Everything You Need to Know About Olive Oil
Only Buy Extra-Virgin Olive Oil
Extra-Virgin olive oil is the first cold pressing of the olives. It is considered the least processed, most healthy and most desirable type of olive oil. Extra-Virgin olive oil contains more antioxidants and a minimal acidity level and, most experts will agree, has a subtle, very mild flavor that is good for cooking, dipping, salads and more.
Unlike many other flavored oils, which use lower-quality oil or canola / olive oil combinations, Fire Chief Gourmet products are only made with pure Extra-Virgin Olive Oil.
Can I cook with Olive Oil?
Yes. The smoke point of olive oil is 375 - 400 degrees farenheit and does not degrade as quickly as some other oils. Like most other cooking oils, as long as you don’t let it boil, it is perfect for sautéing and deep-frying, Olive oil can also be used for baking, we recommend buying a lighter olive oil with a less intense flavor and substitute it for butter in your next recipe.

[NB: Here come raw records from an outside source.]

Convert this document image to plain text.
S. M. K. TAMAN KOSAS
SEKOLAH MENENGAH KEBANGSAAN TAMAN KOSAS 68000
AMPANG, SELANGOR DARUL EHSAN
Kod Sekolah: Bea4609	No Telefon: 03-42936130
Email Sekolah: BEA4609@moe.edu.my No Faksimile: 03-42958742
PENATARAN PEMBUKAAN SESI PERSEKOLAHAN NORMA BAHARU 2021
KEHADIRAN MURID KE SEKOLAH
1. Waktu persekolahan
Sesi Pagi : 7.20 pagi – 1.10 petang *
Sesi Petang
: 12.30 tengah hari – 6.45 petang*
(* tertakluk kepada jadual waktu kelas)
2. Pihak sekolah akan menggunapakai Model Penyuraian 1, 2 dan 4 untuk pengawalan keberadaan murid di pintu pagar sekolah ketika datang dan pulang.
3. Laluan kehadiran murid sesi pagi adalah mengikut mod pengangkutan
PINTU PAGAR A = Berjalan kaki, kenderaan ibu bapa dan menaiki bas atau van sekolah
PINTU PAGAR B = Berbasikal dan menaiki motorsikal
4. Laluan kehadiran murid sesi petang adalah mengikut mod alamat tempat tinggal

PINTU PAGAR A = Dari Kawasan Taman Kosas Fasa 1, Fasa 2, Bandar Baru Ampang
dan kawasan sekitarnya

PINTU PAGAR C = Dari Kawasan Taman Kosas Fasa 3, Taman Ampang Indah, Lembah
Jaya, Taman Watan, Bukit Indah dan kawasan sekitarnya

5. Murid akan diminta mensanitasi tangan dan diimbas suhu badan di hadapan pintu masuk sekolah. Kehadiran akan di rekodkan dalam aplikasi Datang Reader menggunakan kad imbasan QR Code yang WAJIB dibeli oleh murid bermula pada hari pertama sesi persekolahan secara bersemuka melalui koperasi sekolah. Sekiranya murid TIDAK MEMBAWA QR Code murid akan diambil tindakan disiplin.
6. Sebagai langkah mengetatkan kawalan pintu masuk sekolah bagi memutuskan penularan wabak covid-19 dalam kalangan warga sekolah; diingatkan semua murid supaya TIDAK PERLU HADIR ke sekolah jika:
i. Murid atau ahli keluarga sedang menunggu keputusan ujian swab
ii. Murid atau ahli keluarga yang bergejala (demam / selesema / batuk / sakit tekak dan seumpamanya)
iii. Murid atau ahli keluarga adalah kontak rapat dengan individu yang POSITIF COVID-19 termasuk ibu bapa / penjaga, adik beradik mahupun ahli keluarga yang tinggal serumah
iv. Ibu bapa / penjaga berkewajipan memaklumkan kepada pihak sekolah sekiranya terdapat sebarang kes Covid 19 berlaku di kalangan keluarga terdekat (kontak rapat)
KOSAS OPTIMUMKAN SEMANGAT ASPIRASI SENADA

I’ve heard olive oil can break down and become unhealthy when heated?
Highly monounsaturated fats like Extra Virgin olive oil actually hold up very well to the oxidation and hydrogenation that occur when oils are repeatedly heated as is done in commercial kitchens. Most restaurants and commercial operations do not use olive oil because it is too expensive, not because it is inferior for deep-frying or cooking. Either way, this would never be an issue for someone cooking at home.
Does Olive Oil “Go Bad”?
Olive oil can turn rancid after an extended period of time. We recommend keeping your olive oil no longer than 6 months. Keep it in a cool, dark place and tightly sealed and it will stay fresh longer. You can tell if oil is rancid because it will have a stale smell to it and a noticeable aftertaste in the mouth.